A simple beginner pipeline might run tests on every commit, build a Docker image, and deploy it to an EC2 instance or container service. This reduces manual steps and the chance of mistakes.
You can use many tools for CI/CD, including cloud-native services and external platforms. The main goal is the same: treat deployments as repeatable, automated processes instead of one-off manual tasks.
Hosting a website on Google Cloud with similar steps
Hosting a website on Google Cloud follows similar patterns to AWS. You can use a virtual machine (Compute Engine), a managed platform (App Engine), or a storage bucket for static sites.
For a simple static site, you upload files to a storage bucket and enable public access. For dynamic apps, you create a VM, install Nginx, and deploy your app, much like on EC2.
The skills you learn by deploying on AWS transfer well. Concepts like servers, storage, networking, and DNS are shared across major clouds, even though names and interfaces differ.
Moving from traditional hosting to AWS
Moving to the cloud means shifting apps, data, and services from older hosting or on-premise servers to a cloud provider. The process can be simple or complex depending on your starting point.
A basic move might involve copying a database backup, moving files, and adjusting configuration to point to new cloud resources. You may also redesign parts of the system to use managed services.
For beginners, start with small steps. Move one app or service at a time, test in a staging environment, and keep backups. Over time, you can adopt more cloud-native patterns like containers and serverless.
Securing your AWS cloud server
Security is critical for any cloud server.

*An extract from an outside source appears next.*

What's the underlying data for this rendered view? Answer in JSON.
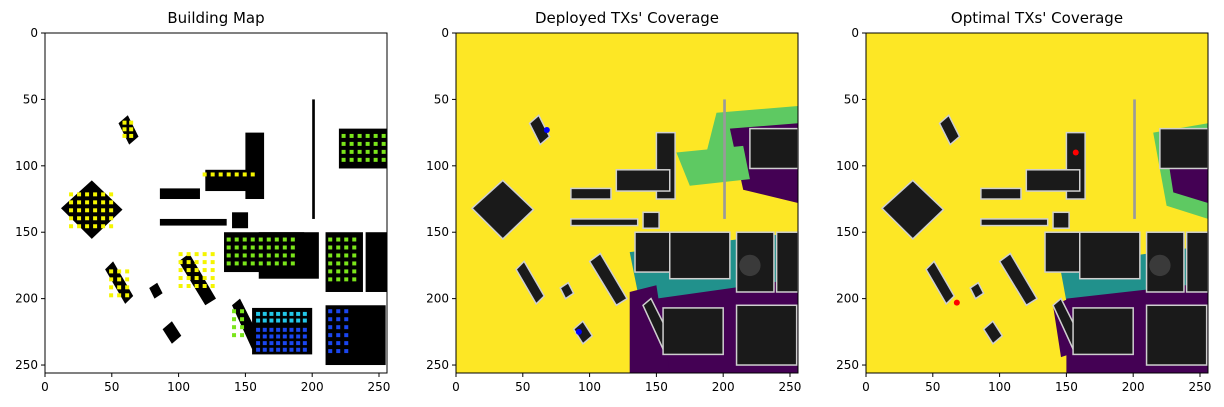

Even a simple EC2 instance hosting a personal project should follow basic security practices so that your site and data stay safe.
Use SSH keys instead of passwords and limit SSH access to known IP addresses. Keep the operating system and packages updated, and remove unused software. Configure a firewall or security group to allow only necessary ports.
For web apps, use HTTPS with valid certificates, strong passwords for admin areas, and regular backups. As your setup grows, you can add monitoring, intrusion alerts, and centralized logging to catch issues early.